Still, the global chemical giant DuPont must have found it a bit galling that an investment of hundreds of millions of dollars might fall victim to a wavering federal commitment.
So it seemed from testimony last week by senior vice president James C. Collins Jr. before the Senate's Committee on Environment and Public Works.
"I hope you agree that DuPont and other businesses investing in a policy set forth by Congress should not have the rule changed midcourse," Collins told the committee.
The Environmental Protection Agency was proposing just such a "midcourse" change for the Renewable Fuel Standard (RFS), which is a federal program launched in 2005 as a way of reducing the nation's reliance on foreign oil.

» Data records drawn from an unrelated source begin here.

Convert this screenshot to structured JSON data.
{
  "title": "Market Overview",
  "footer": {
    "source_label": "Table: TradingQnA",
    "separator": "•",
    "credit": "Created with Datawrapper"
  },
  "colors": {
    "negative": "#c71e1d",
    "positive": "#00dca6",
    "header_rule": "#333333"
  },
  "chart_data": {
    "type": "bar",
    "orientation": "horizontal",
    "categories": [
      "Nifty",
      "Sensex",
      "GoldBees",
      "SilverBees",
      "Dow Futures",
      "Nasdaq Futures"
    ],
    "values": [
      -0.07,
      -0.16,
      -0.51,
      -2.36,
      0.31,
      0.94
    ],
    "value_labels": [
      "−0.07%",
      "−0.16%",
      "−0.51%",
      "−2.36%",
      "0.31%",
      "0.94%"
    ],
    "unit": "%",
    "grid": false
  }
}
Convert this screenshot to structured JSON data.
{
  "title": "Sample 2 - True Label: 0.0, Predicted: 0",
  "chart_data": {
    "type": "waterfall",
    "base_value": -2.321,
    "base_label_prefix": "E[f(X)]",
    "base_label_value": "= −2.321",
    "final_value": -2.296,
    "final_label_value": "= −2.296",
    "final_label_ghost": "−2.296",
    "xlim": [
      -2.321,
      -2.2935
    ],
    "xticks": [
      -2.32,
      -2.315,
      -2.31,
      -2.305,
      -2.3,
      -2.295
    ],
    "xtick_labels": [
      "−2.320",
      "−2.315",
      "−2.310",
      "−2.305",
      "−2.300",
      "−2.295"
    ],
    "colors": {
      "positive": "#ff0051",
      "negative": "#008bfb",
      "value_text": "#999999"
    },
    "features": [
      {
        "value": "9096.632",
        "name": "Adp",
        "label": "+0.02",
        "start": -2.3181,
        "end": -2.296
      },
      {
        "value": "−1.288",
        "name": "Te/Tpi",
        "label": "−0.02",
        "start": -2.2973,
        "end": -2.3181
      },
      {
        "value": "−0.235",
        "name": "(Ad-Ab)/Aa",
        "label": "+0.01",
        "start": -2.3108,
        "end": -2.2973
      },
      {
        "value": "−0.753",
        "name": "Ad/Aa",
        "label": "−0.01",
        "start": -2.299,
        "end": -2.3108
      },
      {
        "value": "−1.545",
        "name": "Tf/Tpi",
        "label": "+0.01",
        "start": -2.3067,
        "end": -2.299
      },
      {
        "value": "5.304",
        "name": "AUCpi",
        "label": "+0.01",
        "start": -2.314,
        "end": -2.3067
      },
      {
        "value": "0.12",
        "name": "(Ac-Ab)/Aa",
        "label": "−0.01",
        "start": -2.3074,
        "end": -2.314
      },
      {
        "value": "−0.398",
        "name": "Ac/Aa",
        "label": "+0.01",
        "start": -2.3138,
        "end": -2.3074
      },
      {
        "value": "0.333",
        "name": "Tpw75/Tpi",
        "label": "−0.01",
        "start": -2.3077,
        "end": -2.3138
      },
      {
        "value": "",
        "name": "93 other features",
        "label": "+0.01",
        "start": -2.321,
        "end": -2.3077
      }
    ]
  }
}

The RFS set a rising standard for how much of the nation's fuel supply must be made up of renewable nonpetroleum sources, such as corn ethanol and ethanol produced from plant and animal waste.
The RFS has called for up to 36 billon gallons of renewable fuel to be blended into the nation's fuel supply by 2022. The figure was set at 18 billion gallons for 2014.
The standards set in motion an expansion of the nation's biofuel industry.
DuPont is building a $200 million plant in Nevada, Iowa, that will produce 30 million gallons of fuel from the remains of corn plants once the corn is harvested. It also has partnered with BP to create and market technology to produce butanol, an alternate fuel with more energy content than ethanol.
Those efforts would be undercut, Collins testified Wednesday, by the EPA's recent proposal to lower the 2014 standard for renewable fuel to 15 billion gallons.
The EPA says the reduction is needed because, as gasoline consumption has declined, the overall percentage of ethanol in the fuel supply is approaching 10 percent, beyond which the blend becomes more corrosive to older cars and fuel infrastructures.
The EPA's plan was cheered by oil companies and food producers, such as chicken farmers, who complain that biofuel industry has driven up feed costs as more corn was diverted to make ethanol.
Speaking for DuPont, Collins said the reversal would be bad for the nation and his company.
"Reversing course on the RFS would deny the country a true alternative fuel," he said. "Without the RFS, America can be all but certain that investment in advanced renewable fuels . . . will halt for at least a generation.
". . . DuPont has invested considerable capital and is on track to meet the demands of the RFS. Changes in renewable-fuels policy may put those investments at considerable risk."
The EPA will take public comment on the proposed change until the end of January.